In their second year their business idea gelled around the first incarnation of TubeMogul, which was originally conceived as an analytics platform for YouTube. They started to build the site and enlisted Keith Eadie, a first-year student friend, in January 2007, persuading him to write their new business plan.
“We were literally building it while we were at school. Every single class was an incubator,” says Mr Hughes. They found software tech interns from Berkeley and paid them out of their own pockets.
Mr Rotblat started working with them in earnest in February 2007 in a customer development role. Customers were signing up for free access to the data analytics, he says. “I would figure out who the customers were and what exactly they cared about. I’d take their pain points and share that feedback with the team.”

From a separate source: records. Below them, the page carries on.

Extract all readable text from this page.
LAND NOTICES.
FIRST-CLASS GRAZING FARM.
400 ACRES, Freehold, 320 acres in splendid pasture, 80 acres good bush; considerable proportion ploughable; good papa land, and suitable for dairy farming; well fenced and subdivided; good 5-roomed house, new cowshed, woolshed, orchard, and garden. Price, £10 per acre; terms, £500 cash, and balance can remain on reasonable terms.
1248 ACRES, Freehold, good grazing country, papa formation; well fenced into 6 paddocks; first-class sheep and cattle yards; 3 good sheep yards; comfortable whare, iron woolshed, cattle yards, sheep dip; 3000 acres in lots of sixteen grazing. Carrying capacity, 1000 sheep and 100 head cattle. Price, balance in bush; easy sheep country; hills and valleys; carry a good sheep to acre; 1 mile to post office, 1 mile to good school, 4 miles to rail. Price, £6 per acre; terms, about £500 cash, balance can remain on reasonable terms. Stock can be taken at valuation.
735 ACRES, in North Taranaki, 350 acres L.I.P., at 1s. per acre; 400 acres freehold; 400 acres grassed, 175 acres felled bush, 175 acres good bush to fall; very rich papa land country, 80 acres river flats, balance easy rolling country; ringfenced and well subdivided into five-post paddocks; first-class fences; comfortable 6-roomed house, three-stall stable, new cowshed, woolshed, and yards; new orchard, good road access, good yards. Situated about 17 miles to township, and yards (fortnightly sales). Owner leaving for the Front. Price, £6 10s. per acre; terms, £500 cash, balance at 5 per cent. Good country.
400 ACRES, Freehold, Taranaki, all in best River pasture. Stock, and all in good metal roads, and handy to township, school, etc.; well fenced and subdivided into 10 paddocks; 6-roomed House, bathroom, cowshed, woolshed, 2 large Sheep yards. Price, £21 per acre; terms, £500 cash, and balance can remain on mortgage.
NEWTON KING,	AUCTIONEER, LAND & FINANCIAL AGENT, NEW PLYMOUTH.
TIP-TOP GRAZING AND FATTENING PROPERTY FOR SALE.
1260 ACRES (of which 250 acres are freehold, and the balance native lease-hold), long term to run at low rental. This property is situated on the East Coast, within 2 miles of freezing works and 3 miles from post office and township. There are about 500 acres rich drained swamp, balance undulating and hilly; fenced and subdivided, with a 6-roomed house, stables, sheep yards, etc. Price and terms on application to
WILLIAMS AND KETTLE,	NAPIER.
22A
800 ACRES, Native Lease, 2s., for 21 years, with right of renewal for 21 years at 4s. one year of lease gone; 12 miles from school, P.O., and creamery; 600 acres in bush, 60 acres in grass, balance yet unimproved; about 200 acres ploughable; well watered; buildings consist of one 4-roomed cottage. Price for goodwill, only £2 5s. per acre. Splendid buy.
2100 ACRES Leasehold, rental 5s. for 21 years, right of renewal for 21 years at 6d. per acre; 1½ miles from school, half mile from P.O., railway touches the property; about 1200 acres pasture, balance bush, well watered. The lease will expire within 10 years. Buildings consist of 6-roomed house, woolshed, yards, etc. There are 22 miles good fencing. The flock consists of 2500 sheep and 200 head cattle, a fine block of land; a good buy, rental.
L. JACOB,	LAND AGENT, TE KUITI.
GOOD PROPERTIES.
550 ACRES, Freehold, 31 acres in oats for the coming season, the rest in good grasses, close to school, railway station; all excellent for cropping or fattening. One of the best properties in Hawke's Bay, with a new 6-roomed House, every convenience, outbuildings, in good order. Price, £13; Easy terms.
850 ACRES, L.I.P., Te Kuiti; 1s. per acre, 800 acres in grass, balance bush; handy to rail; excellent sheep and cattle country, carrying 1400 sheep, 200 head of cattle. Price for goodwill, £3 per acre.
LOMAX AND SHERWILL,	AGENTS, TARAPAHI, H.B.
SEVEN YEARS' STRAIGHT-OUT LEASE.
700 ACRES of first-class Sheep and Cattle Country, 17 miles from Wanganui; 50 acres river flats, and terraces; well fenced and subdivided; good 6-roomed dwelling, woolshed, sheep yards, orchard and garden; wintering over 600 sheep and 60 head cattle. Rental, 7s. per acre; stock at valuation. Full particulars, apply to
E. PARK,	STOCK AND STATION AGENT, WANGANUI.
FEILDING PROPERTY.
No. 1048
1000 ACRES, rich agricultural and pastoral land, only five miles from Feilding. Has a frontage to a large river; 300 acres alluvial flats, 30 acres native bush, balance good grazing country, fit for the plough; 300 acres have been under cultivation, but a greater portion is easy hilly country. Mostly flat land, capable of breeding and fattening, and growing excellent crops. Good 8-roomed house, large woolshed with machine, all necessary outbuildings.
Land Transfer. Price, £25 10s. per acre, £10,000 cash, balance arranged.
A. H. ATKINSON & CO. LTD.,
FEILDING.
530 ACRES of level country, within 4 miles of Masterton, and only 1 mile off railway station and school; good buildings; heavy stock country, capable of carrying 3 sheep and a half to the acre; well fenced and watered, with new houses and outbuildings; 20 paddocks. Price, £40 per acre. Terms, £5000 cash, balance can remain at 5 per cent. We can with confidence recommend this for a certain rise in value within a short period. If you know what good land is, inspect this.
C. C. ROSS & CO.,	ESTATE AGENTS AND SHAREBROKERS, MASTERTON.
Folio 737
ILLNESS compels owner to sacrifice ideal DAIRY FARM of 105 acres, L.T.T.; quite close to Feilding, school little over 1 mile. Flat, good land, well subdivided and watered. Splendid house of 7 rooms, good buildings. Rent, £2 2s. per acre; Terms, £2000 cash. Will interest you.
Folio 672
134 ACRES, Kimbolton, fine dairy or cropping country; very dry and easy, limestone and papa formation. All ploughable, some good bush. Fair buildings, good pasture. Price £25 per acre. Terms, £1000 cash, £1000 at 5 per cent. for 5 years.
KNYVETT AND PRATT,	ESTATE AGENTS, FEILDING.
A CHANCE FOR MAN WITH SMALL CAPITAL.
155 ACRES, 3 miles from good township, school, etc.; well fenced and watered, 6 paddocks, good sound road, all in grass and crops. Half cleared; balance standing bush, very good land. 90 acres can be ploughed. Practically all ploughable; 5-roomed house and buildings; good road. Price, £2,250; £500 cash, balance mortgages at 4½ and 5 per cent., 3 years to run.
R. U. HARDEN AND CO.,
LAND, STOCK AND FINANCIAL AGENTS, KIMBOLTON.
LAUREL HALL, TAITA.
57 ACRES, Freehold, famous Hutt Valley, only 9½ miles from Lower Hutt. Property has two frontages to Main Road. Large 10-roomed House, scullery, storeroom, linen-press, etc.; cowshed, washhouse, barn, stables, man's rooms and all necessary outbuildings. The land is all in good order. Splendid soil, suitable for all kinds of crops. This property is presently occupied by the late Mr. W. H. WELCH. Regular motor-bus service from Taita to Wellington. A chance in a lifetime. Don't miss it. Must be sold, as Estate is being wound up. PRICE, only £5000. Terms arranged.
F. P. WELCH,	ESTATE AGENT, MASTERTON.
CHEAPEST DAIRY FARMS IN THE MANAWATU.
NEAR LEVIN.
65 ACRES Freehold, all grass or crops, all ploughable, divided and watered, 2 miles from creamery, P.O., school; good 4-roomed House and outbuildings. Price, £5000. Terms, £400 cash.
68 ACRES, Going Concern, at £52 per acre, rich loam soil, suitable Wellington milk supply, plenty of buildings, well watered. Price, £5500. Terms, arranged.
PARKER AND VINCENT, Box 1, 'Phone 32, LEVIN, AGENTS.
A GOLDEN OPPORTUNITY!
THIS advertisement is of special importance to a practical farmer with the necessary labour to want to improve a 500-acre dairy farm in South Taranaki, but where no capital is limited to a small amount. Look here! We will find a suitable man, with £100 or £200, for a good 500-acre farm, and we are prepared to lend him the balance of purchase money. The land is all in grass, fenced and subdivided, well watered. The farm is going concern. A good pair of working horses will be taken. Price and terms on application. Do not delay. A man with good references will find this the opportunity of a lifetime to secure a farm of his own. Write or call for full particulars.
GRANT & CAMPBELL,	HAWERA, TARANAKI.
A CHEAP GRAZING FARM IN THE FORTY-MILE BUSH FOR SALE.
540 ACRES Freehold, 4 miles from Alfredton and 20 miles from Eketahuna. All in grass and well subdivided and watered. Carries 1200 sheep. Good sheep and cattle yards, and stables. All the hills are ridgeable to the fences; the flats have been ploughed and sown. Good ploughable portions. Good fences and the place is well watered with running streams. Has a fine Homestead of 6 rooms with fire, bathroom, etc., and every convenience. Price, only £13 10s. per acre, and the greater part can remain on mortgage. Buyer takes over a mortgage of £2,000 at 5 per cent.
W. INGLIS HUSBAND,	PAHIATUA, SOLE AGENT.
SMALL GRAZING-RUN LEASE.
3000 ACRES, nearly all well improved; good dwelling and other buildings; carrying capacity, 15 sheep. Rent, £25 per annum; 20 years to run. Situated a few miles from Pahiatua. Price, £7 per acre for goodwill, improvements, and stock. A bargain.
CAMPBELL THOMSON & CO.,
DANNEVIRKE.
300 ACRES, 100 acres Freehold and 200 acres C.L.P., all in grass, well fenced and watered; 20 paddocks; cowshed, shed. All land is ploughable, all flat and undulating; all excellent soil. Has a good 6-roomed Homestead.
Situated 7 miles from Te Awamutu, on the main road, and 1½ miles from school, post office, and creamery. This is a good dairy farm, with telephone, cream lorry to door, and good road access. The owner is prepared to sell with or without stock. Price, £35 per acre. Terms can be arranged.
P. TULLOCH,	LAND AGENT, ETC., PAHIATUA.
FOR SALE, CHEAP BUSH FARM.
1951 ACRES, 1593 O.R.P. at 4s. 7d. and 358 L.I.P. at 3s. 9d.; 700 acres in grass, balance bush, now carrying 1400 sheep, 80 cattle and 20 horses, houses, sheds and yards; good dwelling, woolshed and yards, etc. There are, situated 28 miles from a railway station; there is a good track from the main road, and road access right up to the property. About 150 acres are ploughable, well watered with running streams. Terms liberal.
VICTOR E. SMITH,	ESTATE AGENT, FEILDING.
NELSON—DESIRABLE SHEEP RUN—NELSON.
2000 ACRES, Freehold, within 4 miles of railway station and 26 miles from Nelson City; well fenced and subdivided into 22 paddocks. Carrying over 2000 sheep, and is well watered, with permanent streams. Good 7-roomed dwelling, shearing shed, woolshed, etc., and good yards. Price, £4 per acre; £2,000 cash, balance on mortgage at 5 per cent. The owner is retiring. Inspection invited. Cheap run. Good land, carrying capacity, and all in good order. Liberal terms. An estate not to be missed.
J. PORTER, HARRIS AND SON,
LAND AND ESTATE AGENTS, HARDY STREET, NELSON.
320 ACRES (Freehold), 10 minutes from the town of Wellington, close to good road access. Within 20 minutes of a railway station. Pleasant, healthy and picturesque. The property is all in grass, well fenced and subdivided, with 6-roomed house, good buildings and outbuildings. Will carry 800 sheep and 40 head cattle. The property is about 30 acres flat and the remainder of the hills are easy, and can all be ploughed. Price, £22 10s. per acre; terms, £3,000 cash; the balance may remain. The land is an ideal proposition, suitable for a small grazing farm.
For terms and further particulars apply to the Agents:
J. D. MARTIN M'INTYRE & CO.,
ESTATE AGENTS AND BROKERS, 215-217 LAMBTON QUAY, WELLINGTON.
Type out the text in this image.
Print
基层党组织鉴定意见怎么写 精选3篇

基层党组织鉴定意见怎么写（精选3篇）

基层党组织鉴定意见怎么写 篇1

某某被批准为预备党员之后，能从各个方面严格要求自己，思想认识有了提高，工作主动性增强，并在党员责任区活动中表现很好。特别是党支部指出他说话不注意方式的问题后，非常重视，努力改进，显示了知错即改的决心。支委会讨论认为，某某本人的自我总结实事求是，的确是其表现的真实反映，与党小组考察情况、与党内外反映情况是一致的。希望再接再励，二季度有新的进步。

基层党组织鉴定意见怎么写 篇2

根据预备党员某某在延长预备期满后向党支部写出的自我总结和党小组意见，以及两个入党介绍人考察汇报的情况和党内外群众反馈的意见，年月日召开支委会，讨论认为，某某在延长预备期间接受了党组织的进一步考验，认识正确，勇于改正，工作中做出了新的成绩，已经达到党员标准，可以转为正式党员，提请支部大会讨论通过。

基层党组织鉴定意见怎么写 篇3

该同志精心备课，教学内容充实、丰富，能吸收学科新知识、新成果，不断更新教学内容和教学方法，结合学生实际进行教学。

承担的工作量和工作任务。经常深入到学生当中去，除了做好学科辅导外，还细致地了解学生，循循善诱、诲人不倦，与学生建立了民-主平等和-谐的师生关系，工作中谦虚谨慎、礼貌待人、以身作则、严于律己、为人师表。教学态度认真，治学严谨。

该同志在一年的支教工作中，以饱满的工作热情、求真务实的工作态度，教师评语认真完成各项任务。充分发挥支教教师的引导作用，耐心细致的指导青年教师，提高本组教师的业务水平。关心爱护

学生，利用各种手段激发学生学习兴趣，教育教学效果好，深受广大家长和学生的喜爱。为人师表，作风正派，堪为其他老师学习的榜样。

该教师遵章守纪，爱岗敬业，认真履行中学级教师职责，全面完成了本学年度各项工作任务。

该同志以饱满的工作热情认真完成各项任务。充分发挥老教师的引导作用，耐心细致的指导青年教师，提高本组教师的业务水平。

“We were able to do a lot with a little,” says Mr Wilson. Their efforts paid off and they were able to provide a software demo of a functioning entity in the business plan competition. The plan won, and Mr Hughes, Mr Wilson and Mr Rotblat found themselves with $20,000 from Berkeley and the use of a “grungy basement” in the Haas start-up incubator.
Mr Eadie, who ought to have been one of the co-founders, had another year of MBA study and, on graduation, went to Boston Consulting Group. However, three years later he joined TubeMogul. “He now runs marketing for us. He would have had a lot more equity had he joined back then,” jokes Mr Wilson.
In fact, the grubby basement was not an easy decision for any of them to make. “It’s difficult starting a company and working for free when you have just invested quite a lot in an MBA education and then find yourself jumping off a cliff into the unknown,” says Mr Wilson. Both he and Mr Hughes remember turning down a number of attractive job offers.
But the basement won out and they set about trying to raise more money for the business. One of the first investors was a classmate from Haas, but they also managed to persuade friends and family to put money in. These angel investors between them contributed $750,000, enough to get TubeMogul off the ground.
The Lester Center for Entrepreneurship at Haas was integral to their early progress, says Mr Wilson. It provided a forum for them to talk to investors and build a “map” of the company. They practised their pitch on other students and received valuable feedback. The centre also hosted events that attracted angel investors and venture capitalists.
“Our first board member came from one of those meetings,” says Mr Wilson.
The business plan competition was also integral to their later success. Their pitch on the winning day eventually yielded their first venture capital funding. Someone in the audience on that day made a personal commitment to follow their progress.
“We had some street cred because he had watched us do exactly what we said we were going to do,” says Mr Wilson.
Listening to their initial outline would have given a clue to what was to happen a few years down the line, when the company changed tack. Mr Wilson and Mr Hughes had said they wanted to create an industry giant.
“We did not see the analytics as a major disruptive business and we wanted to build something really big,” says Mr Wilson.
“It’s part of the evolution. Customers were saying to us: ‘It’s great that you’re tracking my video but I really want people to watch it’,” explains Mr Hughes.
As a result, in 2010 they convinced their board and made the “pivot” into being a brand advertising sales
platform for video, mobile and even television. They then sold the original business.
“A lot of credit to Brett for making the bold move,” says Mr Hughes.
“It’s nice of John to give me the credit but it’s been a great partnership over the years. We all argue like spouses,” says Mr Wilson.